Peut-on voyager plus vite que la vitesse de la lumière ? De nouveaux modèles mathématiques le disent… “peut-être”.

L’étoile la plus proche de la Terre est Proxima Centauri. Elle se trouve à environ 4,25 années-lumière, soit environ 40 trillions de km (25 trillions de miles). Le vaisseau spatial le plus rapide de tous les temps, la sonde Parker Solar Probe, actuellement dans l’espace, atteindra une vitesse maximale de 450 000 mph. Il ne faudrait que 20 secondes pour aller de Los Angeles à New York à cette vitesse, mais il faudrait à la sonde solaire environ 6 633 ans pour atteindre le système solaire voisin le plus proche de la Terre.

Si l’humanité veut un jour voyager facilement entre les étoiles, il faudra aller plus vite que la lumière. Mais jusqu’à présent, les voyages plus rapides que la lumière ne sont possibles que dans la science-fiction.

Dans la série Fondation d’Issac Asimov, l’humanité peut voyager d’une planète à l’autre, d’une étoile à l’autre ou à travers l’univers en utilisant des moteurs de saut. Enfant, j’ai lu toutes les histoires que j’ai pu trouver. Je suis aujourd’hui physicien théoricien et j’étudie les nanotechnologies, mais je suis toujours fasciné par les façons dont l’humanité pourrait un jour voyager dans l’espace.

Certains personnages – comme les astronautes des films “Interstellar” et “Thor” – utilisent les trous de ver pour voyager entre les systèmes solaires en quelques secondes. Une autre approche, familière aux fans de “Star Trek”, est la technologie des moteurs à distorsion. Les moteurs à distorsion sont théoriquement possibles, même s’ils sont encore très éloignés de la réalité.

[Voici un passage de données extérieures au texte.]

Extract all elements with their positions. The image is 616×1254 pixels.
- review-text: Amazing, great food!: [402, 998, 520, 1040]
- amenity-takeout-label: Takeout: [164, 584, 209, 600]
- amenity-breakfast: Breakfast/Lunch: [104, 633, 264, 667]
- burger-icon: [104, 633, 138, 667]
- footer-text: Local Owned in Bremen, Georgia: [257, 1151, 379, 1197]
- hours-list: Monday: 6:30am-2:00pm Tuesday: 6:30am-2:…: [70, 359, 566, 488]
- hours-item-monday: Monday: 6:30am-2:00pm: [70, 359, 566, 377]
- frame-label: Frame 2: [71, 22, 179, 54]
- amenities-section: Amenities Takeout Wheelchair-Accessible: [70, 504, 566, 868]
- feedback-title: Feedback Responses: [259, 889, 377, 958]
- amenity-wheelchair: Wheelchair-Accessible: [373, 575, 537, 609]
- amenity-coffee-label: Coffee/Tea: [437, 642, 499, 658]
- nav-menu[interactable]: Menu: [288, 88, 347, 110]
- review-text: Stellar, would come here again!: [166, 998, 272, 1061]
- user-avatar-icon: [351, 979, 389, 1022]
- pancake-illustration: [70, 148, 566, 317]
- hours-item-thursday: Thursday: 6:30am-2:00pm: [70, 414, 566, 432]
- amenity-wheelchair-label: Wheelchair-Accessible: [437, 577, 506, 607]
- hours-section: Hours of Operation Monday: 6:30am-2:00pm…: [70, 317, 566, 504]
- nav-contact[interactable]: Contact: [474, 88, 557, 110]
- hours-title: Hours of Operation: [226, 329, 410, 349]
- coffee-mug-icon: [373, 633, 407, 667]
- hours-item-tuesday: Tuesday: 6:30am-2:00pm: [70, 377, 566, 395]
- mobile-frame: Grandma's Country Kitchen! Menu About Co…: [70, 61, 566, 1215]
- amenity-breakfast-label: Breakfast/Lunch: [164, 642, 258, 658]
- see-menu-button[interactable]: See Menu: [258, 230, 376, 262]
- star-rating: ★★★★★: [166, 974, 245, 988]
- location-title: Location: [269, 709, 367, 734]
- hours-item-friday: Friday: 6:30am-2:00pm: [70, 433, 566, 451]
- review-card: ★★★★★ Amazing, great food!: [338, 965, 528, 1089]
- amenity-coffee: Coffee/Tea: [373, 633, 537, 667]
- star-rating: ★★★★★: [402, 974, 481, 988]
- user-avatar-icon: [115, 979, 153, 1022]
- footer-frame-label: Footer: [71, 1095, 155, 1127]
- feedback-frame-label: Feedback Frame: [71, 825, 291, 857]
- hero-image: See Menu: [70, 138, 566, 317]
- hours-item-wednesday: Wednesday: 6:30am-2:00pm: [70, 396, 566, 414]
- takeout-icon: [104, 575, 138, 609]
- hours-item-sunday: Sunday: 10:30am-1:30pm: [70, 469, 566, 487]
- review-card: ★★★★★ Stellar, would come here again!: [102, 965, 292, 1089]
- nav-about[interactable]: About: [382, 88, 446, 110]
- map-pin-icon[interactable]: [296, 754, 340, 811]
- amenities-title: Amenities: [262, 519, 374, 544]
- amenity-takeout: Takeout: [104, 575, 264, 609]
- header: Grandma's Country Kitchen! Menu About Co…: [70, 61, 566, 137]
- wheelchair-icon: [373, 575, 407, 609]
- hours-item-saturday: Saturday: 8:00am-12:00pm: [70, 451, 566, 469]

Deux articles récents ont fait les gros titres en mars lorsque des chercheurs ont affirmé avoir surmonté l’un des nombreux obstacles qui se dressent entre la théorie des moteurs à distorsion et la réalité.

Mais comment ces moteurs de distorsion théoriques fonctionnent-ils réellement ? Et les humains passeront-ils bientôt à la vitesse de distorsion ?

Un problème d’énergie négative

Le moteur de distorsion d’Alcubierre fonctionnerait en créant une bulle d’espace-temps plat autour du vaisseau spatial et en courbant l’espace-temps autour de cette bulle pour réduire les distances. Pour fonctionner, le moteur de distorsion aurait besoin soit d’une masse négative – un type de matière théorique – soit d’un anneau de densité énergétique négative. Les physiciens n’ont jamais observé de masse négative, ce qui laisse l’énergie négative comme seule option (source rapideinfo)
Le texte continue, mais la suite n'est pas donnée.